EN FR
EN FR


Section: New Results

Compilation for scalable on-chip parallelism

Participants : Antoniu Pop, Feng Li, Sven Verdoolaege, Govindarajan Ramaswamy, Albert Cohen.

Task-parallel programming models are getting increasingly popular. Many of them provide expressive mechanisms for inter-task synchronization. For example, OpenMP 4.0 will integrate data-driven execution semantics derived from the StarSs research language. Compared to data-parallel and fork-join models of parallelism, the advanced features being introduced into task-parallel models in turn enable improved scalability through load balancing, memory latency mitigation, mitigation of the pressure on memory bandwidth, and as a side effect, reduced power consumption.

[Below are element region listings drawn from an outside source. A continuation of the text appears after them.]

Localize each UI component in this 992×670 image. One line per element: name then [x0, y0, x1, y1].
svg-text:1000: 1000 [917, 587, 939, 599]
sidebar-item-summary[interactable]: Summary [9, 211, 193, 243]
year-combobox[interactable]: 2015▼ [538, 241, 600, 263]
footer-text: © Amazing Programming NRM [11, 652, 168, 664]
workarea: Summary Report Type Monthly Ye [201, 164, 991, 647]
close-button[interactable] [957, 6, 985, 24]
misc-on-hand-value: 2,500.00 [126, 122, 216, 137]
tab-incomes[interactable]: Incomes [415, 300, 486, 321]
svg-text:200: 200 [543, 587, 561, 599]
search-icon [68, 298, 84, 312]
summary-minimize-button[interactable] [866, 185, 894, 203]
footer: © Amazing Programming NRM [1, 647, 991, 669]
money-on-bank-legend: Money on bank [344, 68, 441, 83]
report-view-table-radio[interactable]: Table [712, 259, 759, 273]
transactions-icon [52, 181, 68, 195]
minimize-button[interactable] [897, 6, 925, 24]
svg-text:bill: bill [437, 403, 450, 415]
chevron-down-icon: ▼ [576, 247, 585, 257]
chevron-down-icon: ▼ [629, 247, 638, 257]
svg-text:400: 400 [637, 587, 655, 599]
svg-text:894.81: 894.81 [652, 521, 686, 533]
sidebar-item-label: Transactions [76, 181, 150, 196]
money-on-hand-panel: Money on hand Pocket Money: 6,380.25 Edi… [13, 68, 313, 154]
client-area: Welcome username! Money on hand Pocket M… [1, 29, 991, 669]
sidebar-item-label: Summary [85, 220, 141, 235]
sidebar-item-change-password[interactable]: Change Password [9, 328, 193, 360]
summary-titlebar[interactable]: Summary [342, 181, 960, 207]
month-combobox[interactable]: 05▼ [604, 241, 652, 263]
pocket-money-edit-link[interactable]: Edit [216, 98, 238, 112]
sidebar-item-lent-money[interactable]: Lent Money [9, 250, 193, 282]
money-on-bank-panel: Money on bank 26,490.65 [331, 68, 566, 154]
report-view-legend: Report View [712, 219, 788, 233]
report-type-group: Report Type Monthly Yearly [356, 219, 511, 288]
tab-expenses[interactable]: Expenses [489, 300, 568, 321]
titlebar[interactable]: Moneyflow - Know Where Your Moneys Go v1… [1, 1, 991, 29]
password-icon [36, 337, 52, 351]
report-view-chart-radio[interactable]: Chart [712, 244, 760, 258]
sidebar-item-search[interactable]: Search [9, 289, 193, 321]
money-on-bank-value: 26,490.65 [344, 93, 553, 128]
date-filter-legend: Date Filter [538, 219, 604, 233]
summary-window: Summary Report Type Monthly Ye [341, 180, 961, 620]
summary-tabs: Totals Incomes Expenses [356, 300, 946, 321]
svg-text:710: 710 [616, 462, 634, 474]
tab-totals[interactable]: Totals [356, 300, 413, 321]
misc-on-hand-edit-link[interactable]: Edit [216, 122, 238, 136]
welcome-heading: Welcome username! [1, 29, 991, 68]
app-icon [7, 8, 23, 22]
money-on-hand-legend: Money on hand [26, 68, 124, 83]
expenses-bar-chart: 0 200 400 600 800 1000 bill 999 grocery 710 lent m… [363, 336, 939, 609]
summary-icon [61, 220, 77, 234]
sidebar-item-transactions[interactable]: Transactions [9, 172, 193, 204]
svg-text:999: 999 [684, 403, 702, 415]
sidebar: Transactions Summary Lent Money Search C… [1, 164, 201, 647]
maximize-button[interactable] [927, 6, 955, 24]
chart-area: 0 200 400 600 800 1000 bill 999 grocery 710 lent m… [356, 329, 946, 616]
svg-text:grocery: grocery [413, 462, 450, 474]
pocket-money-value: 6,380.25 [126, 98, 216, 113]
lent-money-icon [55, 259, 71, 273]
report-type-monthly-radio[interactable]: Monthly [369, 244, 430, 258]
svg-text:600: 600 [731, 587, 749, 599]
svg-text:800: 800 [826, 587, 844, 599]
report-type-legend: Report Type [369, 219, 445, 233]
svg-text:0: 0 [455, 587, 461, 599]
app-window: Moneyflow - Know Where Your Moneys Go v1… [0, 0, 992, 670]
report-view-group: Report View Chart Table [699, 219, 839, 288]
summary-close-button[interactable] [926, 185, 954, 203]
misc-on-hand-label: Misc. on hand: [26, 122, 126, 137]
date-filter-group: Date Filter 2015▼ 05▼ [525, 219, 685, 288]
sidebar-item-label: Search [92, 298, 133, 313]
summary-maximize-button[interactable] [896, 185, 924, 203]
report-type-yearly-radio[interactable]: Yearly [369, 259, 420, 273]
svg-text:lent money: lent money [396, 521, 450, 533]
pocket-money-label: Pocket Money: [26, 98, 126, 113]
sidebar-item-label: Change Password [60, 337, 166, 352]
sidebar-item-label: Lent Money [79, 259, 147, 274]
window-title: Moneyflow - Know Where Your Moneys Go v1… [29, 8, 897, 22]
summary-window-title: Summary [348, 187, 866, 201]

We developed a systematic approach to compile a loop nest into concurrent, dependent tasks. We formulated a partitioning scheme based on the tile-to-tile dependences, represented as affine polyhedra. This scheme ensures at compilation time that tasks belonging to the same class have the same, fully explicit incoming and outgoing dependence patterns. This alleviates the burden of a full-blown dependence resolver to track the readiness of tasks at run time. We evaluated our approach and algorithms in the PPCG compiler, targeting OpenStream, our experimental data-flow task-parallel language with explicit inter-task dependences and a lightweight runtime. Experimental results demonstrate the effectiveness of the approach.

Part of this work also involved our colleagues from the POLYFLOW associate-team at the Indian Institute of Science, Bangalore, India.